Well first of all, they are going to build a block chain, not use the Blockchhain (bitcoin) or comparable network. They are going to build it themselves in a lab in India. 

So the same company that has a network currently that doesn't work for shit it going to make another one with bastardized technology instead of using the only one that actually works and this is suppose to be a good thing?

 They are doing a pilot in Europe and inviting a few banks to participate.

"Through the use of smart contracts and blockchains I believe we can create a fast, compliant and low-cost interbank payment and settlement service, with embedded regional compliance," wrote Hendrik Kleinsmiede, co-founder of Visa Europe Collab

Visa plans to use settlement platform Interbit to see if their block-chain creation can reduce costs and expects this proof-of-concept project to wrap up within 3 to 4 months.

So let's get this straight. 

Visa, a network that takes a payment from a bank issued card splattered with holographic imagery, magnetic encoding, and EMV chips containing access information to a consumers personal information and funding account, through an electronic reader with its own security in place and purchased by the merchant who has to have not one, but two accounts, that being a business account and a merchant account he/she never sees or touches, then with all of the above sends the payment information through another company (the processor) to one bank, who then settles the payment over the course of the next 24 hours to 3 days only to send it to another account and then to the actual business account of the merchant who has no guarantee he or she was paid, even if they are paid and the money is in the account. 

This being up to 6 months and even 2 years in some jurisdictions that the merchant then has to keep a receipt stored someplace for the next several years in the event of a chargeback. Meaning at any given time the product or service that they were paid for may be reversed through this same network resulting in the ultimate loss of product and/or time of the merchant who ends up paying for everything all while Visa and all of the other parties involve enjoy a nice percentage of the sale regardless if the merchant ends up getting paid or not. In some cases they are even charged an additional fee for getting the reversal in the first place.

How is a homegrown Visa blockchain going to solve that? 

That's the real problem with the Visa network. Who cares if Visa gets to make more money by saving some with blockchain. Blockchain was created to make a transaction irreversible and something tells me that Visa intends to leave that little part (one of the most important parts) out of its abomination.
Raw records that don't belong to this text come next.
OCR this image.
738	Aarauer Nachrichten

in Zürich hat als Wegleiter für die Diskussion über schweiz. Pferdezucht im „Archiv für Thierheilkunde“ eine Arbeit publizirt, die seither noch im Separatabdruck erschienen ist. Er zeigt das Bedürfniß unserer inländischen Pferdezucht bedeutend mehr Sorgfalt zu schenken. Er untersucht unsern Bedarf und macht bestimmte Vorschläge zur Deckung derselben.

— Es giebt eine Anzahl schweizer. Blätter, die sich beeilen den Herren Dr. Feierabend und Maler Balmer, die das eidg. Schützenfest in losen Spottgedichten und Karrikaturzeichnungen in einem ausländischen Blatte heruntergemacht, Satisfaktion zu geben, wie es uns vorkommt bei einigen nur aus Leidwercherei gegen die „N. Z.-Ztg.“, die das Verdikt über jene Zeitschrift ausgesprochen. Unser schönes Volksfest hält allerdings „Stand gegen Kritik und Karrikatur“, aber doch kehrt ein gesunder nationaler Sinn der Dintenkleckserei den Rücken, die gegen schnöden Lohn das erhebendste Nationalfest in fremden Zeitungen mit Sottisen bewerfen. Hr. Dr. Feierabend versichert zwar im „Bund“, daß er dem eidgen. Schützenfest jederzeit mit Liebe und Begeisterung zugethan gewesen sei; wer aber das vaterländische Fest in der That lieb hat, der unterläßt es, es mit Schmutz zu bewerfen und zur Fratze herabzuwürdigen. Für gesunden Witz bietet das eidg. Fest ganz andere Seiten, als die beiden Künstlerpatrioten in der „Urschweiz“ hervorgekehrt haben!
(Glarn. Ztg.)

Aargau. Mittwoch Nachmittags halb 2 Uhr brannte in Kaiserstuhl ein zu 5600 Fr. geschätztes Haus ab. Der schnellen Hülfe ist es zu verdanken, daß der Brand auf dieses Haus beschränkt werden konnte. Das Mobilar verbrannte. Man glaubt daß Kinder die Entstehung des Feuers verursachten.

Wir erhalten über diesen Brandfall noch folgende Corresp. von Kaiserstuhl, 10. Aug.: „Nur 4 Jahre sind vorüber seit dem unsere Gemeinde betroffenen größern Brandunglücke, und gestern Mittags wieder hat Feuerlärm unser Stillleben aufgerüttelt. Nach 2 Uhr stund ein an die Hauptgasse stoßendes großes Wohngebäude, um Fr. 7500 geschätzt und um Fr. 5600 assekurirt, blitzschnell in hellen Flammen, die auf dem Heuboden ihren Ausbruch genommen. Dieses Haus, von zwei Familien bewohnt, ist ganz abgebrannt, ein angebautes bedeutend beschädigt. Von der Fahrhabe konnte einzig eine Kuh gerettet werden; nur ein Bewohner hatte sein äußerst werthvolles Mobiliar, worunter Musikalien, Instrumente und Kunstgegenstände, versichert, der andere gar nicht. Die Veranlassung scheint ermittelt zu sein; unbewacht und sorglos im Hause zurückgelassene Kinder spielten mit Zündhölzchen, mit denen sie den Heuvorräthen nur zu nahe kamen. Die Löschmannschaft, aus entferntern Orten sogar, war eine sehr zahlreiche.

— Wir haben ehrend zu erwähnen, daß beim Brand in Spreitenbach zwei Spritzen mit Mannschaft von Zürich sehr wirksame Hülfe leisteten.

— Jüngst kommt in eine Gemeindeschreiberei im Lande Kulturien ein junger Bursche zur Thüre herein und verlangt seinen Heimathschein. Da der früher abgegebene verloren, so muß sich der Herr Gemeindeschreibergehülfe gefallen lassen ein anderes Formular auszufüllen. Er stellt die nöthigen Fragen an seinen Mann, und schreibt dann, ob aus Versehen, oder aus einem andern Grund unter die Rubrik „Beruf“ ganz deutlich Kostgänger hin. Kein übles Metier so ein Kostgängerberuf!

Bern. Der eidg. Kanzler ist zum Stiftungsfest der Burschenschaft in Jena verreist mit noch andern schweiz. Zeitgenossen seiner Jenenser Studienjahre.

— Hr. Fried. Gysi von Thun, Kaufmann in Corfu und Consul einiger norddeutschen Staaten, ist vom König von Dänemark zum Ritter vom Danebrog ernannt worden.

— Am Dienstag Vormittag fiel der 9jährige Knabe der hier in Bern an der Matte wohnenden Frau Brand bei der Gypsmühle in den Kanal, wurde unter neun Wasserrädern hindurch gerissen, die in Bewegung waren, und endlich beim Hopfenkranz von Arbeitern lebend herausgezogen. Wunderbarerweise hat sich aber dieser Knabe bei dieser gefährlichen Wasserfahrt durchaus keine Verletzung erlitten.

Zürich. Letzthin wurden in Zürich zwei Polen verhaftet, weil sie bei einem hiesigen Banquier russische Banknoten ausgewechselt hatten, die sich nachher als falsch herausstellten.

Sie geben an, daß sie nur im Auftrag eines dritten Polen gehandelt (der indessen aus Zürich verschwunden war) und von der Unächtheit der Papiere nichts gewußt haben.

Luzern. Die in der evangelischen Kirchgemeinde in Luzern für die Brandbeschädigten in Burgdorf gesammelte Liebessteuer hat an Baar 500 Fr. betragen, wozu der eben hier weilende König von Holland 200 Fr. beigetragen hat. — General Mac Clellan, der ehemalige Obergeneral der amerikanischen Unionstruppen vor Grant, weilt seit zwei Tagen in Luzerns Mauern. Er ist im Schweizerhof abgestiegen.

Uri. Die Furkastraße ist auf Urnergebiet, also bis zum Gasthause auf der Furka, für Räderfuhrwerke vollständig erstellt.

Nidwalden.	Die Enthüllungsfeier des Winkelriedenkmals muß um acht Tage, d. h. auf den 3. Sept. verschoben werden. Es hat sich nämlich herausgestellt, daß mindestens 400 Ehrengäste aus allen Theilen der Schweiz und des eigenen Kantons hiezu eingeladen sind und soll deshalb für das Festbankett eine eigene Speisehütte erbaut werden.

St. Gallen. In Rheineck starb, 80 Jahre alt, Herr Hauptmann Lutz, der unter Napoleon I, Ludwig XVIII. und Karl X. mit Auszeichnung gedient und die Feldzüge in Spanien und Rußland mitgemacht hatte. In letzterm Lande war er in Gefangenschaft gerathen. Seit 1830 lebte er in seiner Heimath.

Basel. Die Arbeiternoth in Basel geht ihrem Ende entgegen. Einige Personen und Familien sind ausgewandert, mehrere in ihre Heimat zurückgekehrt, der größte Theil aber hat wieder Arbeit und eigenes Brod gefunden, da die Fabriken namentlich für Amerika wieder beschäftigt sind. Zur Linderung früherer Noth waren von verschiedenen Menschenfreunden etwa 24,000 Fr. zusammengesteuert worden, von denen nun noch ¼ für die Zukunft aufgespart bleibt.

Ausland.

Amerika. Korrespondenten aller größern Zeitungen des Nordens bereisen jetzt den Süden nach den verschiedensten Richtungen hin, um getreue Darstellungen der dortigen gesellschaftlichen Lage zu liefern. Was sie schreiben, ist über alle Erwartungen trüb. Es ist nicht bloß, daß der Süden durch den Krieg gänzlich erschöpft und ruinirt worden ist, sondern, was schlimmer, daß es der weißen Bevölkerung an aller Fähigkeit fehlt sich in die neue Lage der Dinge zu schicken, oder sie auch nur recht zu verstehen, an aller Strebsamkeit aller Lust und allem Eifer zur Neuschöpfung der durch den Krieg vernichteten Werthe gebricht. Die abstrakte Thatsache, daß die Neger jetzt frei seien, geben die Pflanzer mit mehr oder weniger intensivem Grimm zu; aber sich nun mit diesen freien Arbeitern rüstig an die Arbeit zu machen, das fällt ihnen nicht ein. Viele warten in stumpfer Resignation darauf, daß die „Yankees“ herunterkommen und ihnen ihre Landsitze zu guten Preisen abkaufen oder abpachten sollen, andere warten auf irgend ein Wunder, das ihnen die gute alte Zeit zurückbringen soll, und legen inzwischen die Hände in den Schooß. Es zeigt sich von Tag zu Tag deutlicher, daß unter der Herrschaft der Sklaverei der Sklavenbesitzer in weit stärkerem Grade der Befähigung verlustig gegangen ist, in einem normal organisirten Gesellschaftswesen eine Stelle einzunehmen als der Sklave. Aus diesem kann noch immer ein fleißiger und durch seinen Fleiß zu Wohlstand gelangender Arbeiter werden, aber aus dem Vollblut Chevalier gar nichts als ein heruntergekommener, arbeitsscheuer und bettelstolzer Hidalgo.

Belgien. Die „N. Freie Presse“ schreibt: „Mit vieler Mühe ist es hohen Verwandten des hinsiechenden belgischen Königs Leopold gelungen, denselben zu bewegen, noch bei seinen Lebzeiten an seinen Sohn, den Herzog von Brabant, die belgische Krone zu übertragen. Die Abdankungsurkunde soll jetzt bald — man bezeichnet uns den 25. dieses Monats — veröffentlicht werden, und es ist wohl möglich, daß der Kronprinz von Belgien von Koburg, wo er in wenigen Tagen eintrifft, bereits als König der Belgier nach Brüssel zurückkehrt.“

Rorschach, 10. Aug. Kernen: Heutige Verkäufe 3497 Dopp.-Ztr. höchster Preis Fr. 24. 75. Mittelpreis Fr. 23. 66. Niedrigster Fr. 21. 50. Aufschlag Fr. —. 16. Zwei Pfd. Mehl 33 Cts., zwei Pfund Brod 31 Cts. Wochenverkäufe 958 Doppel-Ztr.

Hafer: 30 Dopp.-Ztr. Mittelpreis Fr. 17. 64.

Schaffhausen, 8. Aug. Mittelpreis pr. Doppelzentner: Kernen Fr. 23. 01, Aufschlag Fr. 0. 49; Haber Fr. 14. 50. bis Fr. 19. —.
The sad thing is that irresponsible people lose their cards or are careless, then call their bank to get fraudulent charges reversed. Regardless of the fact that it was their fault to begin with, they can do this. The bank certainly isn't going to take any responsibility and demand payment back ultimately sucking the funds out of the merchants bank account back to the consumer who messed up in the first place.

The processor nor Visa is going to take responsibility and do as instructed to make it all happen. So who gets stuck with the bill? The merchant.

The overpriced Visa commercials never tell you about that little gem now do they? Nor do the banks. They all make it sound like they are taking on the bad guys but all they are doing is sticking the merchant with the bill because that party is generally too small to take on a bank, Visa, or companies llike PayPal and can do little to nothing about it.

You can certainly "dispute" it. It does work once in a while but don't hold your breath and don't get too excited about this news of Visa's homemade blockchain.

It's nothing more than a way for the rich and powerful banks and payment companies to become more rich and powerful while blaming everyone else but themselves for their flawed systems.